Une opération conjointe des forces de l’ordre haïtiennes a abouti, mardi 6 janvier 2026, à une importante saisie d’armes et de munitions au terminal portuaire de Quartier-Morin, dans le département du Nord. Cette intervention illustre la persistance d’un trafic d’armes à grande échelle alimentant l’insécurité en Haïti, et survient au moment où la justice américaine inculpe des trafiquants opérant depuis la Floride.

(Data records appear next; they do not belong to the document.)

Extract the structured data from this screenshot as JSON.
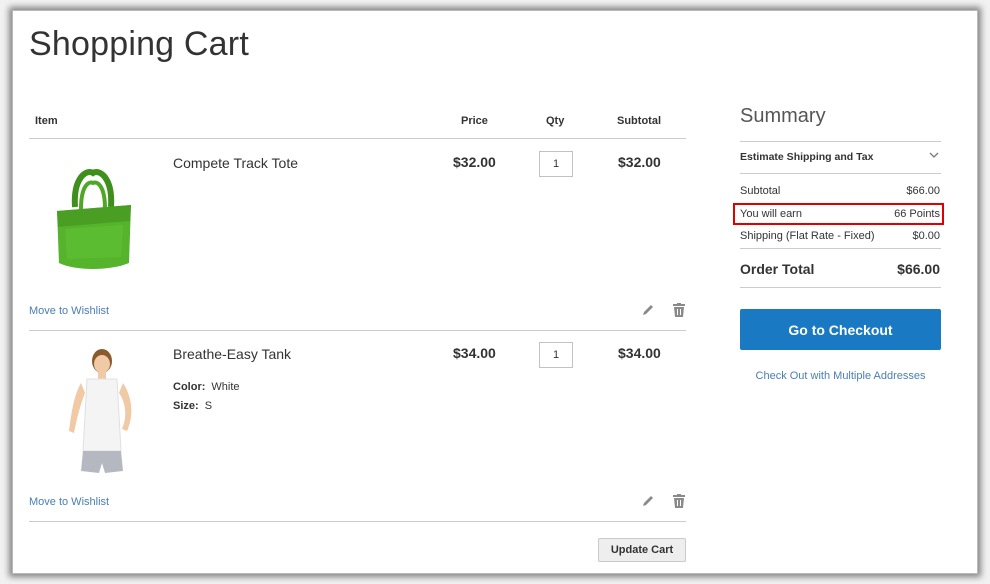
{
  "page": {
    "title": "Shopping Cart"
  },
  "cart": {
    "headers": {
      "item": "Item",
      "price": "Price",
      "qty": "Qty",
      "subtotal": "Subtotal"
    },
    "items": [
      {
        "name": "Compete Track Tote",
        "price": "$32.00",
        "qty": "1",
        "subtotal": "$32.00",
        "image_icon": "green-tote-bag-icon",
        "move_to_wishlist": "Move to Wishlist"
      },
      {
        "name": "Breathe-Easy Tank",
        "price": "$34.00",
        "qty": "1",
        "subtotal": "$34.00",
        "image_icon": "woman-tank-top-photo",
        "options": [
          {
            "label": "Color:",
            "value": "White"
          },
          {
            "label": "Size:",
            "value": "S"
          }
        ],
        "move_to_wishlist": "Move to Wishlist"
      }
    ],
    "update_button": "Update Cart"
  },
  "summary": {
    "title": "Summary",
    "estimate_label": "Estimate Shipping and Tax",
    "subtotal": {
      "label": "Subtotal",
      "value": "$66.00"
    },
    "earn": {
      "label": "You will earn",
      "value": "66 Points"
    },
    "shipping": {
      "label": "Shipping (Flat Rate - Fixed)",
      "value": "$0.00"
    },
    "order_total": {
      "label": "Order Total",
      "value": "$66.00"
    },
    "checkout_button": "Go to Checkout",
    "multi_address_link": "Check Out with Multiple Addresses"
  },
  "colors": {
    "accent": "#1979c3",
    "link": "#4a7eb5",
    "highlight": "#e00000",
    "tote_green": "#56b32c"
  }
}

Selon une note de la Direction de la communication de la Police (DICOP), des enquêteurs de la Brigade de lutte contre le trafic de stupéfiants (BLTS/Nord), assistés par la Brigade de surveillance douanière et des douaniers locaux, sont intervenus dans l’après-midi du mardi 6 janvier au Cap-Terminal S.A. 2 (CTSA 2).

L’opération a permis la découverte, à l’intérieur d’un conteneur en provenance des États-Unis (immatriculé ASJU5884650, agence D Cargo), de cinq boîtes en carton de forme cubique, de couleur beige, marquées « L663 ». Leur vérification a mené à la saisie de neuf pistolets de marques et calibres variés (S&W, Luger, Bryco Arms, SCCY, KAHR, Palmetto et Springfield), de neuf chargeurs et de 5 500 cartouches de calibre 7.62×39.

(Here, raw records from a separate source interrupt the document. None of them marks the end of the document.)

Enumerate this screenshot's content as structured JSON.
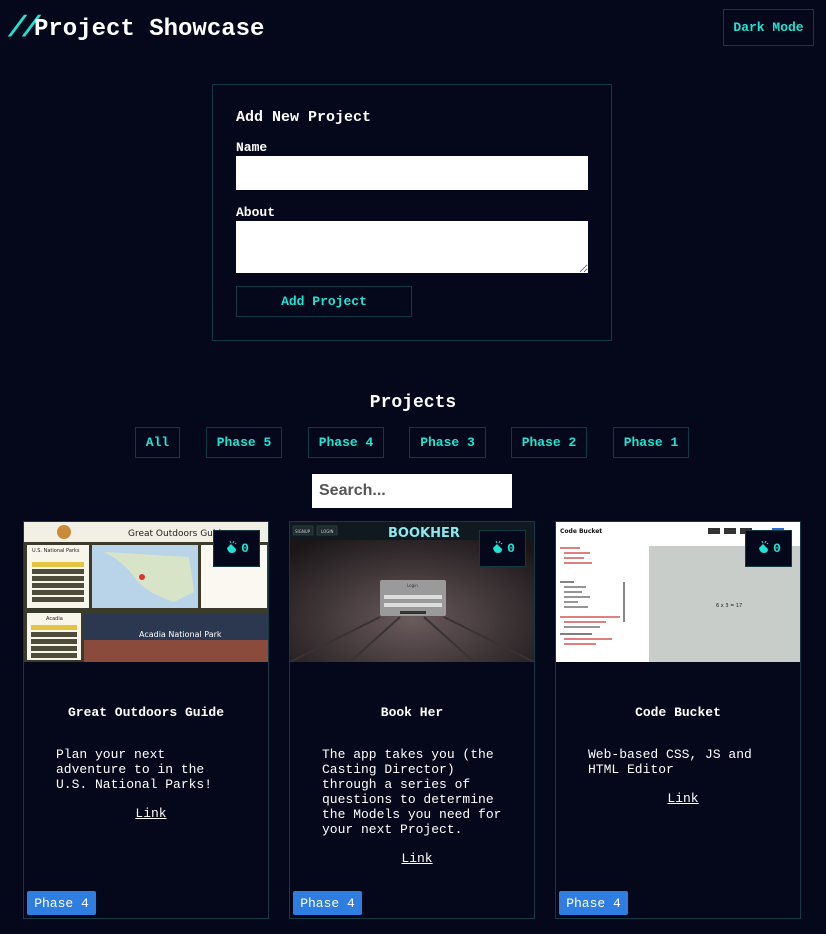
{
  "header": {
    "logo": "//",
    "title": "Project Showcase",
    "dark_mode_label": "Dark Mode"
  },
  "form": {
    "title": "Add New Project",
    "name_label": "Name",
    "name_value": "",
    "about_label": "About",
    "about_value": "",
    "submit_label": "Add Project"
  },
  "projects": {
    "heading": "Projects",
    "filters": [
      "All",
      "Phase 5",
      "Phase 4",
      "Phase 3",
      "Phase 2",
      "Phase 1"
    ],
    "search_placeholder": "Search...",
    "cards": [
      {
        "title": "Great Outdoors Guide",
        "about": "Plan your next\nadventure to in the\nU.S. National Parks!",
        "link": "Link",
        "likes": "0",
        "phase": "Phase 4",
        "thumb": {
          "site_name": "Great Outdoors Guide",
          "sidebar_title": "U.S. National Parks",
          "park_name": "Acadia National Park",
          "tab_label": "Acadia"
        }
      },
      {
        "title": "Book Her",
        "about": "The app takes you (the\nCasting Director)\nthrough a series of\nquestions to determine\nthe Models you need for\nyour next Project.",
        "link": "Link",
        "likes": "0",
        "phase": "Phase 4",
        "thumb": {
          "logo": "BOOKHER",
          "nav_signup": "SIGNUP",
          "nav_login": "LOGIN",
          "dialog_title": "Login"
        }
      },
      {
        "title": "Code Bucket",
        "about": "Web-based CSS, JS and\nHTML Editor",
        "link": "Link",
        "likes": "0",
        "phase": "Phase 4",
        "thumb": {
          "app_name": "Code Bucket",
          "preview_text": "6 x 3 = 17"
        }
      }
    ]
  },
  "colors": {
    "background": "#05081a",
    "accent": "#20e3d3",
    "border": "#123a44",
    "badge": "#2f7de1"
  },
  "icons": {
    "likes": "clap-icon"
  }
}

Deux individus présents lors de la vérification, Willy Pierre et Clevickson Servius, ont été immédiatement interpellés pour « trafic illicite international d’armes à feu et de munitions ». Un juge de paix a été requis pour le constat légal et une enquête approfondie est en cours.

Cette intervention s’inscrit dans une série d’interceptions au terminal CTSA 2. Moins de dix jours plus tôt, le lundi 29 décembre 2025, la BLTS et les douanes y avaient déjà saisi trois armes à feu (deux pistolets de 9mm et un fusil d’assaut de type AK-47), huit chargeurs et 1 800 cartouches de calibre 9mm. Ces armes et munitions, également dissimulées dans des cartons, provenaient d’un conteneur de la CMA CGM en provenance des États-Unis. Jean Marie Clément Thelusma, 43 ans, soupçonné d’être le propriétaire de la cargaison, avait alors été arrêté.

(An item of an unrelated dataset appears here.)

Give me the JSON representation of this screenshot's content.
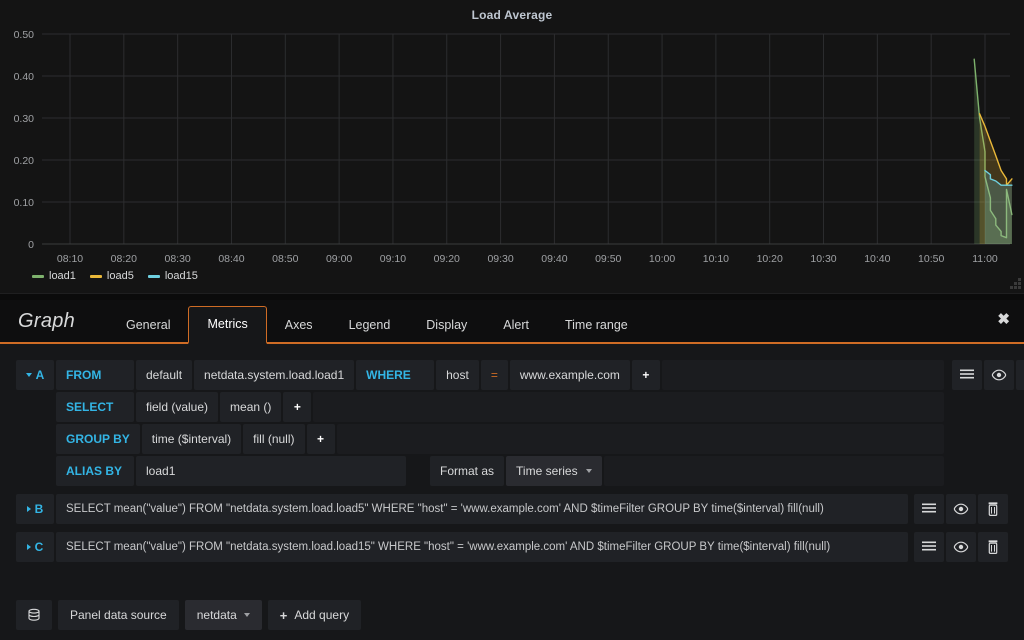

Parallèlement, la justice fédérale américaine a inculpé cette semaine trois personnes pour leur implication présumée dans un réseau de trafic d’armes entre la Floride et Haïti. Francesca Charles, 28 ans, ainsi que les frères Jacques Pierre, 32 ans, et Jeff Pierre, 34 ans, sont accusés de conspiration et d’exportation illégale d’armes à feu. Ils risquent jusqu’à 20 ans de prison.

Cette affaire américaine remonte à février 2025, lorsque les autorités dominicaines avaient intercepté un conteneur en provenance de Miami contenant un arsenal : 18 fusils, cinq armes de poing, plus de 36 000 cartouches et un silencieux, destiné à Haïti. L’enquête a établi que les accusés étaient les acheteurs d’au moins 20 de ces 23 armes. Entre mai 2024 et février 2025, le trio aurait acquis au moins 46 armes, dont deux fusils Barrett de calibre .50, une arme lourde de type militaire.

Ces inculpations surviennent alors que les États-Unis sont de plus en plus critiqués, notamment au Conseil de sécurité des Nations unies, pour leur incapacité présumée à endiguer le flux d’armes illégales vers Haïti. Les récentes actions judiciaires américaines semblent toutefois démontrer une prise de conscience et une volonté de s’attaquer à ce trafic à la source, sur son propre territoire.

Les saisies répétées au port du Cap-Haïtien confirment malheureusement que ce canal d’approvisionnement des gangs armés reste actif, posant un défi majeur aux autorités haïtiennes et à la communauté internationale dans leurs efforts pour rétablir la sécurité dans le pays.